I think that it's not as simple on Windows as it is on Linux or OSX (although @tiran might have a better idea). I think that Windows doesn't ship with all of the certificates available and you have to do something (use WinHTTP?) to get it to download any additional certificates on demand. I think that means that a brand new Windows install, if you attempt to dump the certificate store will be missing a great many certificates.
On Linux, you still have the problem that there isn't one single set location for the certificate files, the best you can do is try to heuristically guess at where it might be. This gets better on Python 2.7.9+ and Python 3.4+ since you can use ssl.get_default_verify_paths() to get what the default paths are, but you can't rely on that unless you drop 2.6, 2.7.8, and 3.3. In pip we attempt to discover the location of the system trust store (just by looping over some common file locations) and if we can't find it we fall back to certifi, and one problem that has come up is that sometimes we'll find a location, but it's an old outdated copy that isn't being updated by anything. People then get really confused because it works in their browser, it works with requests, but it doesn't in pip.
I assume the fall back to certifi ensures that things will still work correctly on platforms that either don't ship certificates at all, or don't ship them by default and they aren't installed? If so, that's another possible niggle here that you'd want to think about. Some platforms, like say FreeBSD, don't ship them by default at all. So it's possible that people will have a requests using thing running just fine without the FreeBSD certificates installed, and they then install them (explicitly or implicitly) and suddenly they trust something different and the behavior of the program changes.

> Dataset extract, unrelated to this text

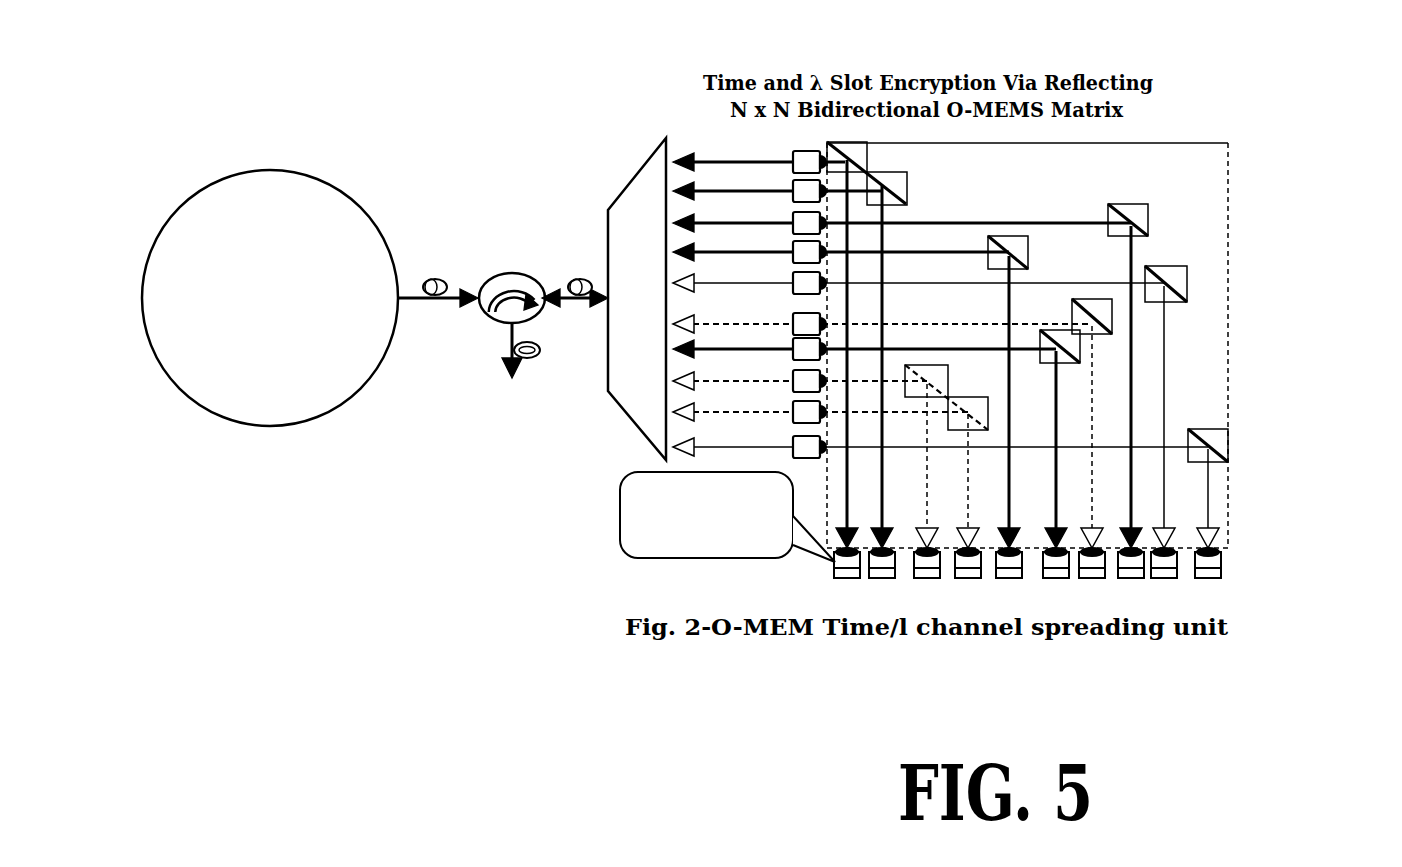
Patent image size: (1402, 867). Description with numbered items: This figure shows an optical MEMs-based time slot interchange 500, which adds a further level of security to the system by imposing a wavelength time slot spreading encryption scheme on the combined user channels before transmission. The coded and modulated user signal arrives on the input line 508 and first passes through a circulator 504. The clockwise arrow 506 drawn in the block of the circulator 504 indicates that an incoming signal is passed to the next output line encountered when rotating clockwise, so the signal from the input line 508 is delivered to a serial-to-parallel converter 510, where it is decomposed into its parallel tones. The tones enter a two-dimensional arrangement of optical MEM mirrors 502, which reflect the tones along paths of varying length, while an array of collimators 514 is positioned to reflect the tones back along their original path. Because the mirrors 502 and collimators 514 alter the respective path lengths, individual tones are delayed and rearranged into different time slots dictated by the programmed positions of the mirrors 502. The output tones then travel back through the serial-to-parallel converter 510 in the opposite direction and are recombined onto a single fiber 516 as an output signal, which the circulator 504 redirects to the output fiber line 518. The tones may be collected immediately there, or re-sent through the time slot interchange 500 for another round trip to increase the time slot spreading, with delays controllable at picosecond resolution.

Anyways, the desire seems reasonable to me and, if all of the little niggles get worked out, it really just comes down to a question of if requests wants to fall on the side of "fitting in" with a particular platform, or if it wants to prefer cross platform uniformity.
I think the system trust stores (or not) essentially boils down to whether you want requests to act the same across platforms, or whether you want it to act in line with the platform it is running on. I do not think that either of these options are wrong (or right), just different trade offs.

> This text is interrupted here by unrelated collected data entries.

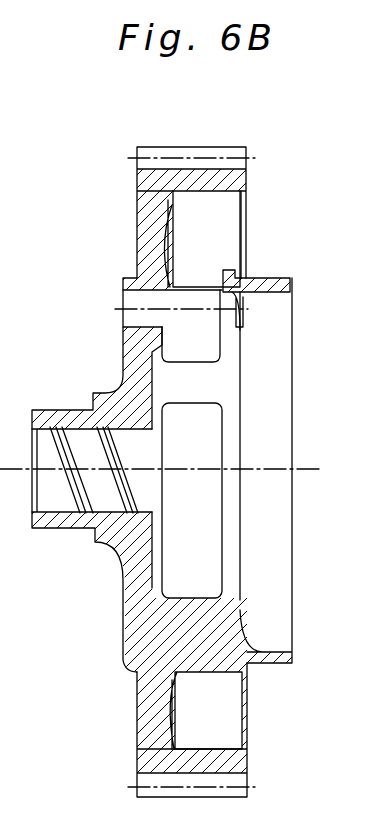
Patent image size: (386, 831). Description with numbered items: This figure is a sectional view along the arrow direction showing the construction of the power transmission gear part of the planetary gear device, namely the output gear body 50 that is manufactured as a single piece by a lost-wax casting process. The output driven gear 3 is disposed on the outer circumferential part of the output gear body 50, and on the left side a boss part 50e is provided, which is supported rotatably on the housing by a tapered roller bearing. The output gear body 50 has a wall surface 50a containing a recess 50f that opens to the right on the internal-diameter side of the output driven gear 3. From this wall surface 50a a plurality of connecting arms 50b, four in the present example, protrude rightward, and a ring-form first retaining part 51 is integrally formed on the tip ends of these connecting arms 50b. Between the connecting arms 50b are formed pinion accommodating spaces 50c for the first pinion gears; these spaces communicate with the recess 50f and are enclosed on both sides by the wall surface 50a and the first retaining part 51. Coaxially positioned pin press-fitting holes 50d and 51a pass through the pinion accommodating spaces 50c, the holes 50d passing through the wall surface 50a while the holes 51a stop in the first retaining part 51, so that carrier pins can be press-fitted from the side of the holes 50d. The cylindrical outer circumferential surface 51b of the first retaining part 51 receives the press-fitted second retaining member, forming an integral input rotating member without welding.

The output driven gear 3 is at (186, 147).
The output gear body 50 is at (250, 147).
The wall surface 50a is at (140, 250).
The connecting arms 50b is at (190, 385).
The pinion accommodating spaces 50c is at (200, 343).
The pin press-fitting holes 50d is at (122, 303).
The left-side boss part 50e is at (53, 527).
The recess 50f is at (223, 231).
The first retaining part 51 is at (263, 650).
The pin press-fitting holes 51a is at (244, 304).
The outer circumferential surface 51b is at (262, 279).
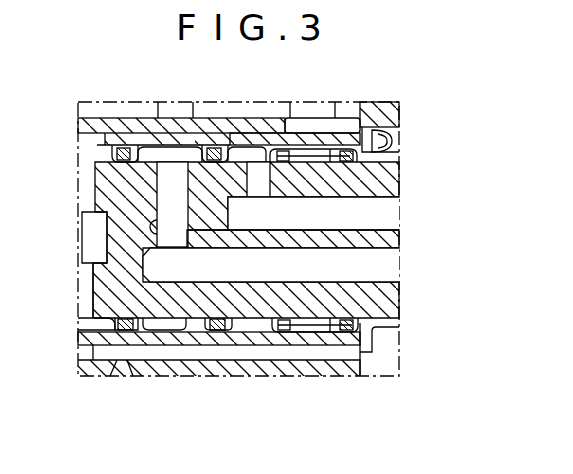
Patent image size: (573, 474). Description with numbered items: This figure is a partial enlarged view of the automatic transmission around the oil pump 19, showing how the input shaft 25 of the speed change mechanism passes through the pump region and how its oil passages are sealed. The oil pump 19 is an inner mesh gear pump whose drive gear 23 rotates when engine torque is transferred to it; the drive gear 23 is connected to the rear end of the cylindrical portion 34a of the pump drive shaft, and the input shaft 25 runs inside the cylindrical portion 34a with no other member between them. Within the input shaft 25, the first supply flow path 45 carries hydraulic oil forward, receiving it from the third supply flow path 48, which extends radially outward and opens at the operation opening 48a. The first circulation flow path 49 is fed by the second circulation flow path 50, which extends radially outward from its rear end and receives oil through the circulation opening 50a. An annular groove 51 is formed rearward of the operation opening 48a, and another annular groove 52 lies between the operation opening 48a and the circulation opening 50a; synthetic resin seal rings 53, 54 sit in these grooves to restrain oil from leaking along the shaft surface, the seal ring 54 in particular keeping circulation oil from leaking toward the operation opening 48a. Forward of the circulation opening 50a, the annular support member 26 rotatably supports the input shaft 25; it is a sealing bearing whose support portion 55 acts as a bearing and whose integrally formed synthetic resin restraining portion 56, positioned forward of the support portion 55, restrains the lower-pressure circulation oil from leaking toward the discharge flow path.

The oil pump 19 is at (425, 96).
The drive gear 23 is at (367, 106).
The input shaft 25 is at (388, 240).
The annular support member 26 is at (374, 412).
The cylindrical portion 34a is at (399, 137).
The first supply flow path 45 is at (370, 281).
The third supply flow path 48 is at (152, 228).
The operation opening 48a is at (163, 143).
The first circulation flow path 49 is at (394, 204).
The second circulation flow path 50 is at (281, 176).
The circulation opening 50a is at (272, 178).
The annular groove 51 is at (125, 169).
The annular groove 52 is at (185, 180).
The seal ring 53 is at (120, 147).
The seal ring 54 is at (209, 147).
The support portion 55 is at (322, 322).
The restraining portion 56 is at (343, 325).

I wouldn't say that either option is completely wrong, but I do think that using the platform trust store is significantly right-er, due to the availability of tooling to adjust trust roots on the platform and the relative unavailability of any such tooling for requests or certifi. If you go into Keychain Access to add an anchor (or the Windows equivalent) nothing about requests makes it seem like it would be special, that it would be using a different set of trust roots than you had already configured for everything else.

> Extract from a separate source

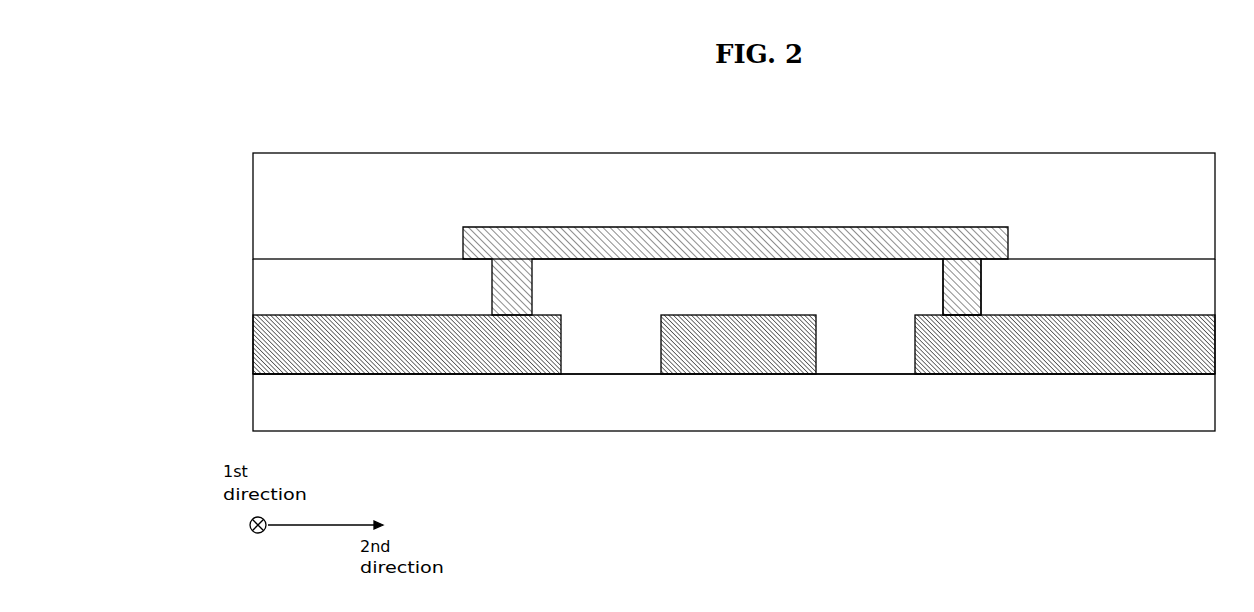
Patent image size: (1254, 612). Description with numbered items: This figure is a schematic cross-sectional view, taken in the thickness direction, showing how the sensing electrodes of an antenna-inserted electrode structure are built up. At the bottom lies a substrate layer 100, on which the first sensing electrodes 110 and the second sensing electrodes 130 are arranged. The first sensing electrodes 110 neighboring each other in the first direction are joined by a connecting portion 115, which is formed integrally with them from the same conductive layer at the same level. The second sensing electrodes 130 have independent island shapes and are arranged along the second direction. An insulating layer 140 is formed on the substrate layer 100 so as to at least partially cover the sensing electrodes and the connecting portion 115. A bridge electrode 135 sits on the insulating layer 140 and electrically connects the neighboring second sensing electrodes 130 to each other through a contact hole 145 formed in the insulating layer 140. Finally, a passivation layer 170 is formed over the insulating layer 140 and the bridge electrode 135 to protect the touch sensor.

It depends if your audience are people who are familiar with a particular platform or not. I have no idea how to manage the trust store on Windows but I know how to manage the trust store for requests because requests currently chooses being internally consistent cross platform over being externally consistent with any particular platform.
IOW this change makes it easier for people who are familiar with the system the software is running on at the cost of people who are not.
Sent from my iPhone
On Jan 11, 2016, at 4:29 PM, Glyph [email protected] wrote:
I wouldn't say that either option is completely wrong, but I do think that using the platform trust store is significantly right-er
IOW this change makes it easier for people who are familiar with the system the software is running on at the cost of people who are not.
In the abstract, I disagree. Of course, we may have distribution or build toolchain issues which make people have to care about this fact, but if it works properly (pip installs without argument, doesn't require C compiler shenanigans for the end user) then what is the penalty to people who are not familiar with the platform?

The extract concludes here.